Hacker News Clone

New Gemini model significantly outperforms others on Chatbot Arena (LMSYS)

by zopper on 12/6/2024, 5:18:25 PM with 18 comments

by impulser_ on 12/6/2024, 5:38:20 PM
Based on my testing, this model is significantly better than other Gemini models especially with programming/math related tasks. The current Gemini models are pretty useless for anything related to programming/math, but this experiment model puts Gemini ahead of GPT4o, and pretty close to Claude 3.5.
The major problem with Claude 3.5 is you can't have conversation with a large amount of text because you will constantly hit rate limits and it's very annoying.
This model with a 2 million context window is probably the best model right now for programming.
by chenxi9649 on 12/6/2024, 9:51:36 PM
I feel like it's at the point where I'm not too sure how these rankings impact the my choice of LLM. Every time a new model tops the charts, I'll try them for a bit and go back to claude-3.5-sonnet. Both for coding and day to day questions.
I don't know if I'm just getting used to the claude style of response, or the orangy UI that I kind of find cozy, but I think we need better ways to convey the difference between models.

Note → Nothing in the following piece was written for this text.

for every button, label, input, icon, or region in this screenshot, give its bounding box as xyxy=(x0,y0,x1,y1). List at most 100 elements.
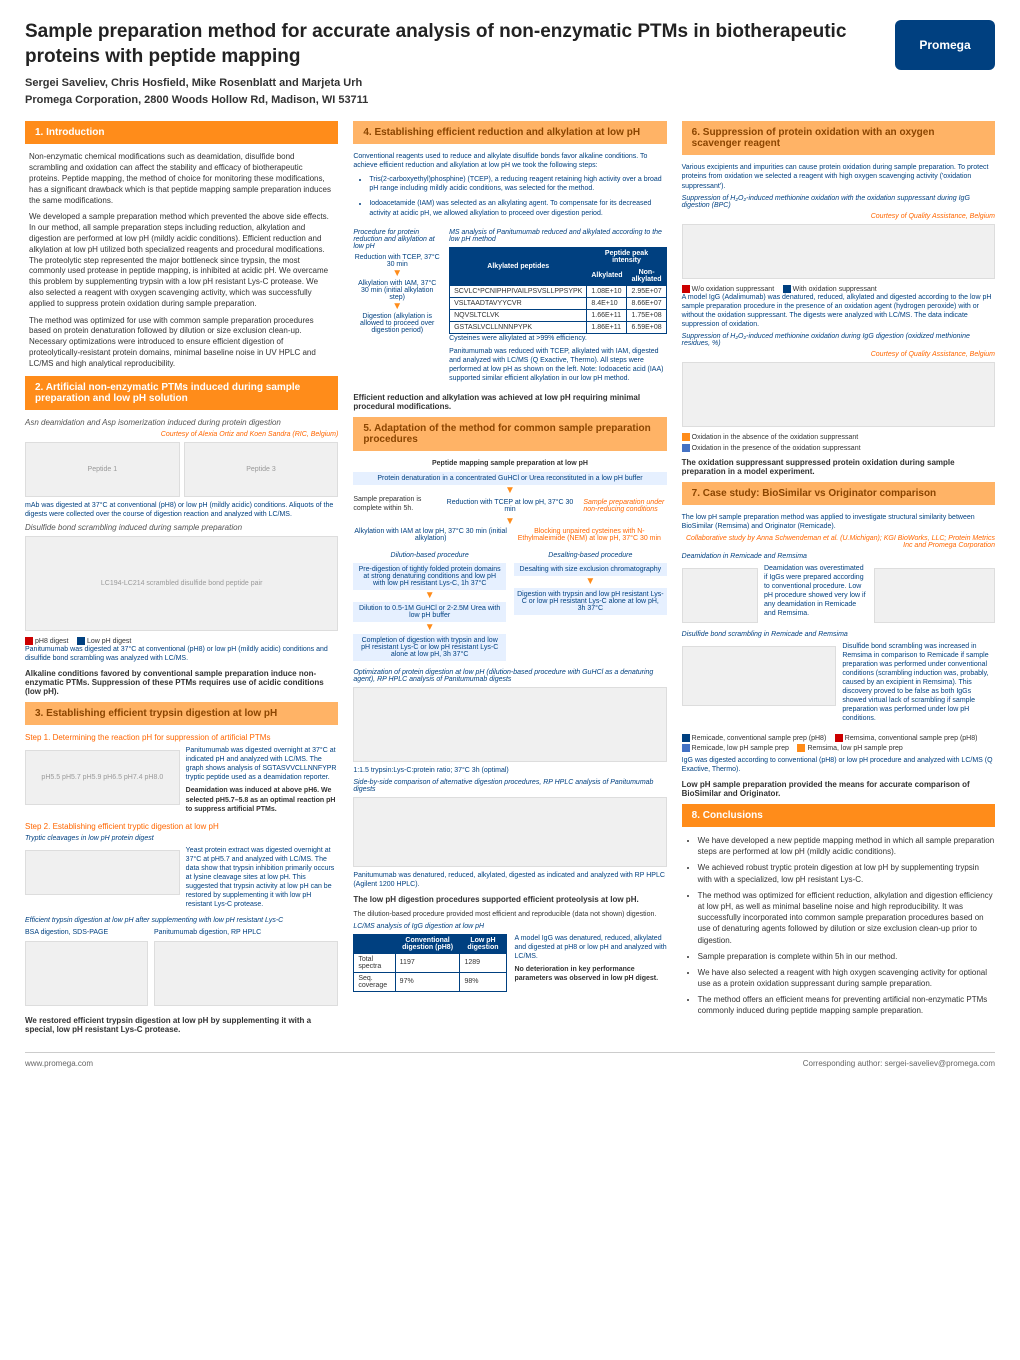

by Alifatisk on 12/7/2024, 3:26:41 PM
Claude has been my got to, mainly because of the huge context window. But today, that doesn't seem to be the case, or you hit the rate limit pretty quickly and have to wait a whole day.
Google Studio with it's 2M context window + this experimental version could be a good replacement.

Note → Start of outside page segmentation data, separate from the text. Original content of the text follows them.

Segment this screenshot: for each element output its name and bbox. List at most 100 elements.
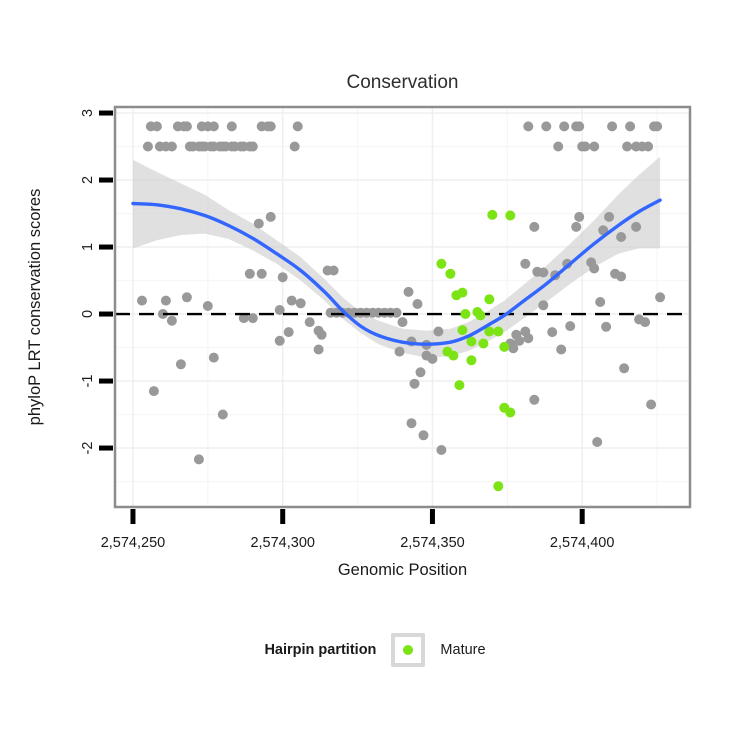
data-point xyxy=(580,141,591,152)
mature-data-point xyxy=(493,326,504,337)
data-point xyxy=(655,292,666,303)
y-tick-label: -2 xyxy=(80,442,96,455)
data-point xyxy=(418,430,429,441)
x-axis-title: Genomic Position xyxy=(338,561,467,579)
data-point xyxy=(571,221,582,232)
legend: Hairpin partition Mature xyxy=(0,633,750,667)
mature-data-point xyxy=(499,341,510,352)
data-point xyxy=(283,327,294,338)
data-point xyxy=(286,295,297,306)
data-point xyxy=(529,394,540,405)
data-point xyxy=(559,121,570,132)
data-point xyxy=(238,313,249,324)
mature-data-point xyxy=(454,380,465,391)
data-point xyxy=(181,121,192,132)
mature-data-point xyxy=(484,294,495,305)
confidence-band xyxy=(133,156,661,358)
data-point xyxy=(253,218,264,229)
data-point xyxy=(604,211,615,222)
mature-data-point xyxy=(460,309,471,319)
data-point xyxy=(316,329,327,340)
data-point xyxy=(328,265,339,276)
data-point xyxy=(208,352,219,363)
mature-data-point xyxy=(466,355,477,366)
mature-data-point xyxy=(466,336,477,347)
data-point xyxy=(652,121,663,132)
data-point xyxy=(538,300,549,311)
data-point xyxy=(529,221,540,232)
mature-data-point xyxy=(478,338,489,349)
data-point xyxy=(247,141,258,152)
data-point xyxy=(616,271,627,282)
data-point xyxy=(574,121,585,132)
data-point xyxy=(265,121,276,132)
data-point xyxy=(625,121,636,132)
data-point xyxy=(397,317,408,328)
data-point xyxy=(274,305,285,315)
data-point xyxy=(217,409,228,420)
data-point xyxy=(592,437,603,447)
mature-points xyxy=(436,209,516,492)
data-point xyxy=(433,326,444,337)
data-point xyxy=(421,350,432,361)
mature-data-point xyxy=(475,310,486,321)
panel-border xyxy=(113,105,692,509)
mature-data-point xyxy=(484,326,495,337)
data-point xyxy=(574,211,585,222)
y-tick-label: 2 xyxy=(80,176,96,184)
data-point xyxy=(640,317,651,328)
data-point xyxy=(193,454,204,465)
data-point xyxy=(160,295,171,306)
plot-title: Conservation xyxy=(346,72,459,93)
y-tick-label: 0 xyxy=(80,310,96,318)
mature-data-point xyxy=(448,350,459,361)
data-point xyxy=(247,313,258,324)
data-point xyxy=(436,445,447,455)
axes: -2 -1 0 1 2 3 2,574,250 2,574,300 2,574,350 2,574… xyxy=(80,109,615,551)
legend-title: Hairpin partition xyxy=(264,642,377,658)
data-point xyxy=(523,121,534,132)
data-point xyxy=(256,268,267,279)
data-point xyxy=(391,307,402,318)
data-point xyxy=(553,141,564,152)
data-point xyxy=(274,335,285,346)
data-point xyxy=(175,359,186,370)
data-point xyxy=(523,333,534,344)
data-point xyxy=(304,317,315,328)
data-point xyxy=(415,367,426,378)
legend-item-mature: Mature xyxy=(440,642,486,658)
y-tick-label: -1 xyxy=(80,375,96,388)
data-point xyxy=(148,386,159,397)
mature-data-point xyxy=(457,325,468,336)
data-point xyxy=(142,141,153,152)
x-tick-label: 2,574,250 xyxy=(101,535,166,551)
x-tick-label: 2,574,350 xyxy=(400,535,465,551)
mature-point-icon xyxy=(403,645,414,655)
data-point xyxy=(538,267,549,278)
data-point xyxy=(514,335,525,346)
data-point xyxy=(643,141,654,152)
data-point xyxy=(394,346,405,357)
data-point xyxy=(412,299,423,309)
mature-data-point xyxy=(493,481,504,492)
data-point xyxy=(151,121,162,132)
data-point xyxy=(646,399,657,410)
data-point xyxy=(589,263,600,274)
data-point xyxy=(547,327,558,338)
data-point xyxy=(295,298,306,309)
data-point xyxy=(137,295,147,306)
mature-data-point xyxy=(505,407,516,418)
mature-data-point xyxy=(445,268,456,279)
data-point xyxy=(616,232,627,242)
data-point xyxy=(631,221,642,232)
data-point xyxy=(601,321,612,332)
data-point xyxy=(277,272,288,283)
y-tick-label: 3 xyxy=(80,109,96,117)
data-point xyxy=(202,301,213,311)
x-tick-label: 2,574,300 xyxy=(250,535,315,551)
mature-data-point xyxy=(436,258,447,269)
data-point xyxy=(565,321,576,332)
plot-panel xyxy=(115,107,690,507)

by leobg on 12/6/2024, 9:26:10 PM
Google has one moat that is often being overlooked: Googlebot. They get to scrape content that is invisible to pretty much every other crawler, thanks to Cloudflare and paywalls.
by jug on 12/8/2024, 2:16:36 AM
I feel like these are test versions of Gemini Pro 2.0. The changes are too foundational to be mere iterations/break date updates for 1.5 Pro.
by ralfd on 12/6/2024, 10:21:26 PM
What is the new Gemini model? 1.5-pro-002?